Fourteen years after the First Opium War, under pressures of the humiliation of what China called "unequal treaties" of peace, the Second Opium War pitted China against the combined forces of the British, the French, and Americans. This time, foreign forces pushed, proving decisive military power away from the seas. Palaces and landmarks were looted and destroyed. The defeated Chinese rulers agreed to further concessions in 1860, including a near-total opening of port and market access, duty-free, for the victors. The opium trade was legalized and Christians were granted civil rights, property rights, and the freedom to proselytize within the empire.
While China began a process of looking inward for new strength, the French came back for more armed conflict during the Tonkin Campaign (1883-1886) during which it put down Chinese resistance led by a warlord with a growing following.
During the First Sino-Japanese War (1894-1895), Japanese forces defeated China in a series of battles demonstrating that China's attempts at military modernization still lagged.

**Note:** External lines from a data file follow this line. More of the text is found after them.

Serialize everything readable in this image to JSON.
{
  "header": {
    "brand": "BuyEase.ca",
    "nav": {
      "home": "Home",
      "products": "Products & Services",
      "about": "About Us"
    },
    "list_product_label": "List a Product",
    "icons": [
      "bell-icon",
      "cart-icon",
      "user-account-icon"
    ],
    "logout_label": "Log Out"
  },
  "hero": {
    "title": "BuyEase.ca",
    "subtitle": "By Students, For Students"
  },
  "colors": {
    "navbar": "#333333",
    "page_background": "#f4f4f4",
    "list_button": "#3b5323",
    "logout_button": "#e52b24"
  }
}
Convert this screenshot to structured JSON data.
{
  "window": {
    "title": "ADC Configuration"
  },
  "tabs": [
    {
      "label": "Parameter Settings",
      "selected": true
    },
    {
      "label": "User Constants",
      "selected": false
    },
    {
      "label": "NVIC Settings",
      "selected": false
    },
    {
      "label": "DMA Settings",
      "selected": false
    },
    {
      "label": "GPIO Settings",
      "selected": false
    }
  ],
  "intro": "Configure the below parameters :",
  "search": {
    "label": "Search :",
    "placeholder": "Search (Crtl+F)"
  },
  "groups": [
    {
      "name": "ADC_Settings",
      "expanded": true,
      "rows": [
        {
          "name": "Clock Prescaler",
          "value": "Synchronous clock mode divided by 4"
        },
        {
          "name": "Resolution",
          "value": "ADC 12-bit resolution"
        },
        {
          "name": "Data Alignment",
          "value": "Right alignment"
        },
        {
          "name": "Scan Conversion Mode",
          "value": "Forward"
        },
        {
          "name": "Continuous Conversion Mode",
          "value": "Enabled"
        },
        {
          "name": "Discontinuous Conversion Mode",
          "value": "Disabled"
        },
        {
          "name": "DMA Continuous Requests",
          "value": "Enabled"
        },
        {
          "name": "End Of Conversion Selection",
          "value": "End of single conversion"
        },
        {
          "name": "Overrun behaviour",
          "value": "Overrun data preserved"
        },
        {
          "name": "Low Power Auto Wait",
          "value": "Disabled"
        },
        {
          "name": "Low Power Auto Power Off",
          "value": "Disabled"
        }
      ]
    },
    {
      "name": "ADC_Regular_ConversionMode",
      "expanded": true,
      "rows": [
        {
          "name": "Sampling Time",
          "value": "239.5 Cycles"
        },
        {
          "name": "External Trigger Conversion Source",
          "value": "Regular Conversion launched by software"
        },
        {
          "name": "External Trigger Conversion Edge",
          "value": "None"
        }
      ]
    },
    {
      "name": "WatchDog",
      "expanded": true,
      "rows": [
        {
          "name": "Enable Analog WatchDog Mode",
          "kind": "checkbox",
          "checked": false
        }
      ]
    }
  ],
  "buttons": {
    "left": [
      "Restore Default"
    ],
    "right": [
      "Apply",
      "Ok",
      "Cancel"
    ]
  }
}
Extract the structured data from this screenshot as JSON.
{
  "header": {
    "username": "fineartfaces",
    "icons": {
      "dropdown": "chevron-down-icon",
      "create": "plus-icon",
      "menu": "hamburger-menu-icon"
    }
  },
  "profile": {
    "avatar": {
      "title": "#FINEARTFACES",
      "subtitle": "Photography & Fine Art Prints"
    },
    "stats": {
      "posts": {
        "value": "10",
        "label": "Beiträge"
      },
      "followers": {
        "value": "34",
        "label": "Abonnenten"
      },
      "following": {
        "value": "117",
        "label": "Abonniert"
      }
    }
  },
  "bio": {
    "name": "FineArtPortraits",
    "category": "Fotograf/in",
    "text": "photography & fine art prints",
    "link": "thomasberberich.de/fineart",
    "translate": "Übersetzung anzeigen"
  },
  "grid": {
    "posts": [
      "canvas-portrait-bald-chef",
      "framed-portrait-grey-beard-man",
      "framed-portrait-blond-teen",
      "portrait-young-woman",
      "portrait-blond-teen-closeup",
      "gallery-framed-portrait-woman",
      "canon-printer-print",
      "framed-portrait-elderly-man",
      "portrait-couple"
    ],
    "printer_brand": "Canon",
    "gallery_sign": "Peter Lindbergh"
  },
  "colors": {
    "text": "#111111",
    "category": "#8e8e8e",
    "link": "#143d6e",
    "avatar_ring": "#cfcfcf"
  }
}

While China's dynastic rulers frequently put down internal rebellions throughout its history, the Boxer Rebellion (1899-1901) saw something new. A lame China had opened up to many Christian nations whose diplomats lived there in comfortable semi-permanence while missionaries converted many Chinese to the Christian religion. Anti-imperialist sentiment welled up until militias formed and began to attack both foreign and Chinese Christians. The Eight Nation Alliance of the U.S., Austria-Hungary, the United Kingdom, France, Germany, Italy, Japan, and Russia put down the Boxers, looted Peking (Beijing), and executed officials suspected of fomenting or aiding the rebellion. The Western victors once again extracted silver coinage (over $10B worth in 2021 prices).
In 1911, Qing and Revolutionary armies struggled for control of the nation. The struggle lasted only a few weeks. One of many such conflicts throughout Chinese history, this one ended differently. There was no warlord or powerful prince there to usher in a new dynasty. The long history of imperial China took a final turn. The Xinhai Revolution of 1911 led to the end of the Qing dynasty, but more. On February 12, 1912, the last Chinese emperor, six-year-old Hsian-T'ung, also known as Puyi, abdicated, and the Republic of China was formed.
Much of my older research tracked family fortunes and so many times deep pocket profiteers are on both sides of conflict. Our generic history sources rarely teach us the critical elements. The Forbes clan has deep ties to China opium trade that are rarely noted, nor Chamber of Commerce and DJIA notables operating there for over a century. I can't resist adding ties to toxic history and blue blood titans when the rare opportunity pops up.